Another question I’m hearing a lot: Does AI’s ability to write most code mean our skills are going to atrophy? I see it like this:
AI is simultaneously the most powerful tool for learning since the printing press and the most powerful tool since the diploma mill for avoiding learning
Same goes for working vs pretending to work
And for generating slop vs… whatever the opposite of slop is called (can we please have a better word than “content” for this?)
This could also explain why we’re not seeing a measurable productivity boom commensurate with the subjective one that programmers are averring. I predict it’s coming though, as we figure out how to put this power to proper use.
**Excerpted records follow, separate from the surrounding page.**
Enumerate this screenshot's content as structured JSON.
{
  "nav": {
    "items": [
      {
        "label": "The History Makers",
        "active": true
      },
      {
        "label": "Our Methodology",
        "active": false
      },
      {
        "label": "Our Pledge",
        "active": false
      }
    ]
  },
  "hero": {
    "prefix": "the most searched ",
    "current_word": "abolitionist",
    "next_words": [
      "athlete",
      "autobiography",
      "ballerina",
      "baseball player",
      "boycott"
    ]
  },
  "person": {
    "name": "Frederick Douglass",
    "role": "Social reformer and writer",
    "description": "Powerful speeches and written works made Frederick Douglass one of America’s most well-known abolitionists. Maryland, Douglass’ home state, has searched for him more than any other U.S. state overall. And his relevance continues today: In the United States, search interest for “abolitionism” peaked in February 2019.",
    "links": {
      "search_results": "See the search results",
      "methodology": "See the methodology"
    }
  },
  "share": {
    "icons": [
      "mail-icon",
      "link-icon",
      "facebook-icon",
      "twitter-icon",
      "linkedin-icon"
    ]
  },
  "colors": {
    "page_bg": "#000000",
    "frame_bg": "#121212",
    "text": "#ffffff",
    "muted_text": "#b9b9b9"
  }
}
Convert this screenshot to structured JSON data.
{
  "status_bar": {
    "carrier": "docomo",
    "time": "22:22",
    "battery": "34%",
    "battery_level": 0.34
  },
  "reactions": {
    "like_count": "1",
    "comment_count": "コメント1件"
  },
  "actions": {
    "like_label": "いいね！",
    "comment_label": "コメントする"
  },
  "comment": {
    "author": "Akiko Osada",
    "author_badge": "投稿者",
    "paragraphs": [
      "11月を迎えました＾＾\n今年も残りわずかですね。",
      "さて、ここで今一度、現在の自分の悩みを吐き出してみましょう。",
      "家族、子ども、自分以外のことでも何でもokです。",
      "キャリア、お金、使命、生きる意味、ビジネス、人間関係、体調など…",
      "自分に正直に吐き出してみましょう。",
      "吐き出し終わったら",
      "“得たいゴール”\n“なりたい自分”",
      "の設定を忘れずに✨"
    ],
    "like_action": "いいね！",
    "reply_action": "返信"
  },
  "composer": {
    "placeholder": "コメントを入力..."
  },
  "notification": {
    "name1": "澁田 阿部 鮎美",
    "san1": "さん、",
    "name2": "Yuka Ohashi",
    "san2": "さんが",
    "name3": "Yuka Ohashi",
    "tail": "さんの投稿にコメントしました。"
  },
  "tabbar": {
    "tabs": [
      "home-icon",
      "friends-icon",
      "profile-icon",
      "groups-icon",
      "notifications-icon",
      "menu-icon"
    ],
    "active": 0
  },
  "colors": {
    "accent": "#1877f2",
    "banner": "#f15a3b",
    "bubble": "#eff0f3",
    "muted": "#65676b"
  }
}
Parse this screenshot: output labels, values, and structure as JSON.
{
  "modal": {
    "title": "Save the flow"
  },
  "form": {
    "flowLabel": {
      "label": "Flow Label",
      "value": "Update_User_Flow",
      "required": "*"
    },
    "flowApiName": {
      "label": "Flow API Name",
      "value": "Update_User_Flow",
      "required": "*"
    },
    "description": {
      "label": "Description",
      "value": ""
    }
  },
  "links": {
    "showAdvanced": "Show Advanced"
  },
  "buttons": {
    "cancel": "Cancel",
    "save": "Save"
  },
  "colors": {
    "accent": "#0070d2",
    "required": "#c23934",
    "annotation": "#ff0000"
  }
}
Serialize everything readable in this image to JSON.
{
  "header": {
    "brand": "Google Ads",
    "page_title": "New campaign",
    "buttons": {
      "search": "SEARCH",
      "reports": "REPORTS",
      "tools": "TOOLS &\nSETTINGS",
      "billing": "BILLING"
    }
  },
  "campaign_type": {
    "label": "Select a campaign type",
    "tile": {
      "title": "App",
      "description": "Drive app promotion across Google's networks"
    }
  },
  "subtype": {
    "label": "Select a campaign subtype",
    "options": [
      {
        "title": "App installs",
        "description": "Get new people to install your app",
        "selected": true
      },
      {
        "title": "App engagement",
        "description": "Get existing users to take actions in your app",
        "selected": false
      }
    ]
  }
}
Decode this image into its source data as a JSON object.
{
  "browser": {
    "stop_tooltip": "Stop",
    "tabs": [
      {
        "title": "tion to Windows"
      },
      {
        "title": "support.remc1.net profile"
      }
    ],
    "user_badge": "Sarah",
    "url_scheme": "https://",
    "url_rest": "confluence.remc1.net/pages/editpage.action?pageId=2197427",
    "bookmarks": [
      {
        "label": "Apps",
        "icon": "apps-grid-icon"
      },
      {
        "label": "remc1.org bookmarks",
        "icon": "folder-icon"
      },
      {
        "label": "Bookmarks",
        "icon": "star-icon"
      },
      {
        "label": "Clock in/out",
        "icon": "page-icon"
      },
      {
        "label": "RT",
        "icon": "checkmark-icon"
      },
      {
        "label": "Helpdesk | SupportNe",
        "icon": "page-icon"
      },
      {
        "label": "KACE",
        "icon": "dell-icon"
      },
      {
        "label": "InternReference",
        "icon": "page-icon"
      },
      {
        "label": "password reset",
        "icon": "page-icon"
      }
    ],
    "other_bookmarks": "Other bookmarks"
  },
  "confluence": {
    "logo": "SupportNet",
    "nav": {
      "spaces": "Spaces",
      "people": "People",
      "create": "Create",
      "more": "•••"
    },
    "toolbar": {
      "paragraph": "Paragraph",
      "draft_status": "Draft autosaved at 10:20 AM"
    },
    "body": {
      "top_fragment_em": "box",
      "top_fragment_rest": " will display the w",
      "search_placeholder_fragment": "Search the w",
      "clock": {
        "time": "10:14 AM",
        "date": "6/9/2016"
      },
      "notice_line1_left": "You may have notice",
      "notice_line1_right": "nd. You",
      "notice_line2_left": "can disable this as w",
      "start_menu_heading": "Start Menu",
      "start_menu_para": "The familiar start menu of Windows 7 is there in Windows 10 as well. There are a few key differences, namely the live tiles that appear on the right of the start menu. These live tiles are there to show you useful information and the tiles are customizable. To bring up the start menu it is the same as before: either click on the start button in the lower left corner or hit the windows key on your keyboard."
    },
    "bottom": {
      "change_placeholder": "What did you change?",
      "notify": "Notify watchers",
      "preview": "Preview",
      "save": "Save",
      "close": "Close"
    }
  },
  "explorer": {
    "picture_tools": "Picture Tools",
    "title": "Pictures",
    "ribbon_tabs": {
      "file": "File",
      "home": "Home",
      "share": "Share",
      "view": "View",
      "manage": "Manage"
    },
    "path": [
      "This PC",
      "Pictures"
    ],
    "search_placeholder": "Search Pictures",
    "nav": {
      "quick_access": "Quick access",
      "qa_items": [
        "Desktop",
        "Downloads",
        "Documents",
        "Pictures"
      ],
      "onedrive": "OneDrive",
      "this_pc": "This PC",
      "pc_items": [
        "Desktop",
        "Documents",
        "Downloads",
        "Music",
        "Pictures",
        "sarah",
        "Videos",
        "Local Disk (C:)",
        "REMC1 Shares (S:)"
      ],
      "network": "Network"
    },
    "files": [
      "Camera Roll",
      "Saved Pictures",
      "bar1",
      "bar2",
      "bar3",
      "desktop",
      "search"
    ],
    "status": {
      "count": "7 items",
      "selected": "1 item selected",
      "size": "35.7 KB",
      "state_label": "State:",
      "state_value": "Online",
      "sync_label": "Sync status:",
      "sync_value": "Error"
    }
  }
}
Update: I've ditched the rule about never deleting human-written code. For one thing, it has no good way to know what was human vs AI-generated code. More annoyingly, it kept tying itself in knots about it instead of just commenting out chunks of code with "safe to delete this". It would even make messes of attempts to refactor code where it would try to move code to a new file by first copying it over but then then being unwilling to delete original. It was idiotic. Which of course is a running theme with current AI -- un utterly bizarre combination of shockingly capable and shockingly inept.
I'm also working on how to refine my "avoid if-statements" rule. Sometimes the AI will do the malicious compliance thing of writing a convoluted mess to avoid a literal if-statement, oblivious to the spirit of the injunction. Thanks to Nathan Arthur for pointing me to the concept of Cyclomatic complexity. I'm experimenting whether telling the AI to focus on minimizing that fares better.